If you are using the excellent OceanWP theme for WordPress, then you might like to have a free OceanWP sticky header so the menu is always available at the top of the page for your visitors. You can do this yourself in less than five minutes!

There are various paid plugins that do this, but it’s pretty easy to code in CSS yourself for free, not just for the header but for any element.

Go to your homepage while logged in and press “Customise” in the WordPress admin bar at the top:

Then press “Additional CSS”:

ocean wp customizer

In the box that appears, paste the following code and press Publish at the top of the page:

/* sticky header */
#site-header {
 top: 0;
 position: sticky;
 width: 100%!important;
}

If you are using cache on your site, you’ll need to clear that before visitors can see the results – check in an incognito window.

The CSS code for the OceanWP sticky header will work on both desktop and mobile versions.

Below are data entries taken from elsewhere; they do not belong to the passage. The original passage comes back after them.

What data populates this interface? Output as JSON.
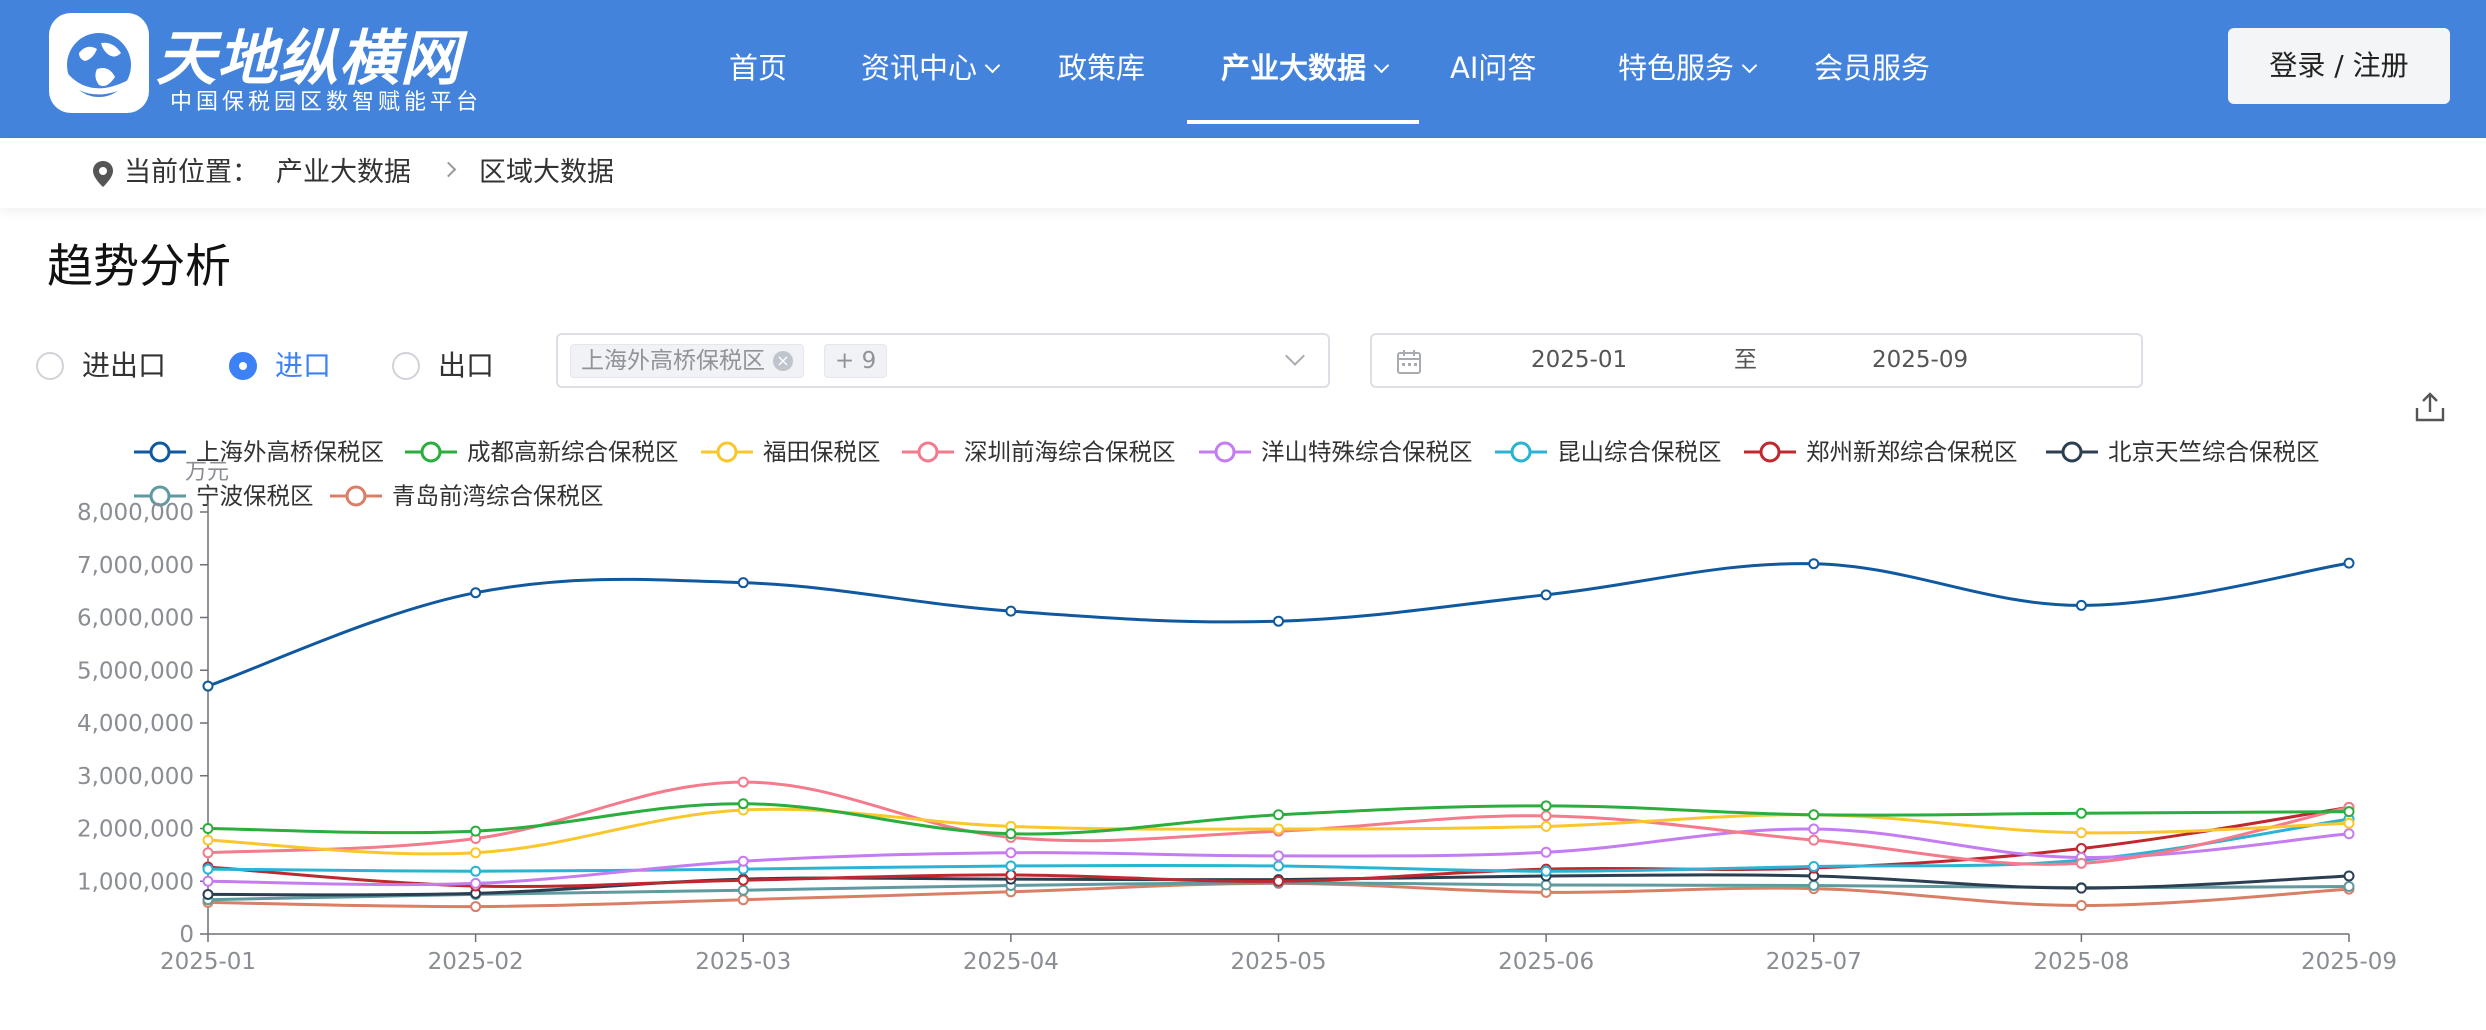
{
  "header": {
    "brand": "天地纵横网",
    "tagline": "中国保税园区数智赋能平台",
    "nav": [
      {
        "label": "首页",
        "has_menu": false
      },
      {
        "label": "资讯中心",
        "has_menu": true
      },
      {
        "label": "政策库",
        "has_menu": false
      },
      {
        "label": "产业大数据",
        "has_menu": true,
        "active": true
      },
      {
        "label": "AI问答",
        "has_menu": false
      },
      {
        "label": "特色服务",
        "has_menu": true
      },
      {
        "label": "会员服务",
        "has_menu": false
      }
    ],
    "login_label": "登录 / 注册"
  },
  "breadcrumb": {
    "prefix": "当前位置：",
    "items": [
      "产业大数据",
      "区域大数据"
    ]
  },
  "section_title": "趋势分析",
  "trade_type": {
    "options": [
      "进出口",
      "进口",
      "出口"
    ],
    "selected": "进口"
  },
  "zone_select": {
    "tag": "上海外高桥保税区",
    "more": "+ 9"
  },
  "date_range": {
    "start": "2025-01",
    "separator": "至",
    "end": "2025-09"
  },
  "colors": {
    "header_bg": "#4483db",
    "accent": "#3c82f6"
  },
  "chart_data": {
    "type": "line",
    "ylabel": "万元",
    "ylim": [
      0,
      8000000
    ],
    "yticks": [
      "0",
      "1,000,000",
      "2,000,000",
      "3,000,000",
      "4,000,000",
      "5,000,000",
      "6,000,000",
      "7,000,000",
      "8,000,000"
    ],
    "x": [
      "2025-01",
      "2025-02",
      "2025-03",
      "2025-04",
      "2025-05",
      "2025-06",
      "2025-07",
      "2025-08",
      "2025-09"
    ],
    "grid": false,
    "legend": "top",
    "series": [
      {
        "name": "上海外高桥保税区",
        "color": "#10599f",
        "values": [
          4700000,
          6470000,
          6660000,
          6120000,
          5930000,
          6430000,
          7020000,
          6230000,
          7030000
        ]
      },
      {
        "name": "成都高新综合保税区",
        "color": "#2aae3d",
        "values": [
          2000000,
          1950000,
          2470000,
          1900000,
          2260000,
          2430000,
          2260000,
          2290000,
          2320000
        ]
      },
      {
        "name": "福田保税区",
        "color": "#f9c62c",
        "values": [
          1780000,
          1540000,
          2350000,
          2040000,
          1990000,
          2040000,
          2260000,
          1920000,
          2100000
        ]
      },
      {
        "name": "深圳前海综合保税区",
        "color": "#f47a8c",
        "values": [
          1540000,
          1810000,
          2880000,
          1830000,
          1950000,
          2240000,
          1780000,
          1340000,
          2400000
        ]
      },
      {
        "name": "洋山特殊综合保税区",
        "color": "#c57cf0",
        "values": [
          1000000,
          960000,
          1380000,
          1540000,
          1480000,
          1550000,
          1990000,
          1450000,
          1900000
        ]
      },
      {
        "name": "昆山综合保税区",
        "color": "#2bb3d4",
        "values": [
          1230000,
          1190000,
          1230000,
          1290000,
          1290000,
          1190000,
          1280000,
          1400000,
          2180000
        ]
      },
      {
        "name": "郑州新郑综合保税区",
        "color": "#c0282f",
        "values": [
          1270000,
          910000,
          1020000,
          1120000,
          1000000,
          1230000,
          1250000,
          1620000,
          2400000
        ]
      },
      {
        "name": "北京天竺综合保税区",
        "color": "#2c3e52",
        "values": [
          750000,
          770000,
          1040000,
          1040000,
          1030000,
          1100000,
          1100000,
          870000,
          1100000
        ]
      },
      {
        "name": "宁波保税区",
        "color": "#5e9aa0",
        "values": [
          650000,
          750000,
          830000,
          920000,
          970000,
          930000,
          920000,
          880000,
          900000
        ]
      },
      {
        "name": "青岛前湾综合保税区",
        "color": "#d87f66",
        "values": [
          600000,
          520000,
          650000,
          800000,
          960000,
          790000,
          860000,
          540000,
          850000
        ]
      }
    ]
  }
}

Explanation for that OceanWP sticky header CSS:

The first line is a CSS Comment – anything within the /* and */ will be ignored, so you can write whatever you want in there.

“site-header” is the ID of the header div element. So we put a “#” at the start to say we are looking for an ID.

Then everything within the curly brackets { } is what we want to be applied to the site-header.

top: 0 means it needs to be applied to the top of the page.

position: sticky means hold the element in place while you scroll.

People used to use position: fixed, but this didn’t apply any adjustment to the following content, so you’d have to adjust for the overlap with further code. position: sticky is much more simple.

width: 100%!important; This line makes sure that even if drag a tab from one screen to another or turn your phone from portrait to landscape, the stuck header resizes properly. I found I needed the “!important” override on some sites.

Adapting the sticky header code for other themes:

If you are using a different WordPress theme, the header area will have a different class name, so you’ll need to change “#site-header” in the code to whatever your theme is using for the header element, or you might need to apply your own via a class. Use the Chrome Inspect tool to find out.

Running Google Adsense?

Check that your ads don’t get confused by the sticky areas.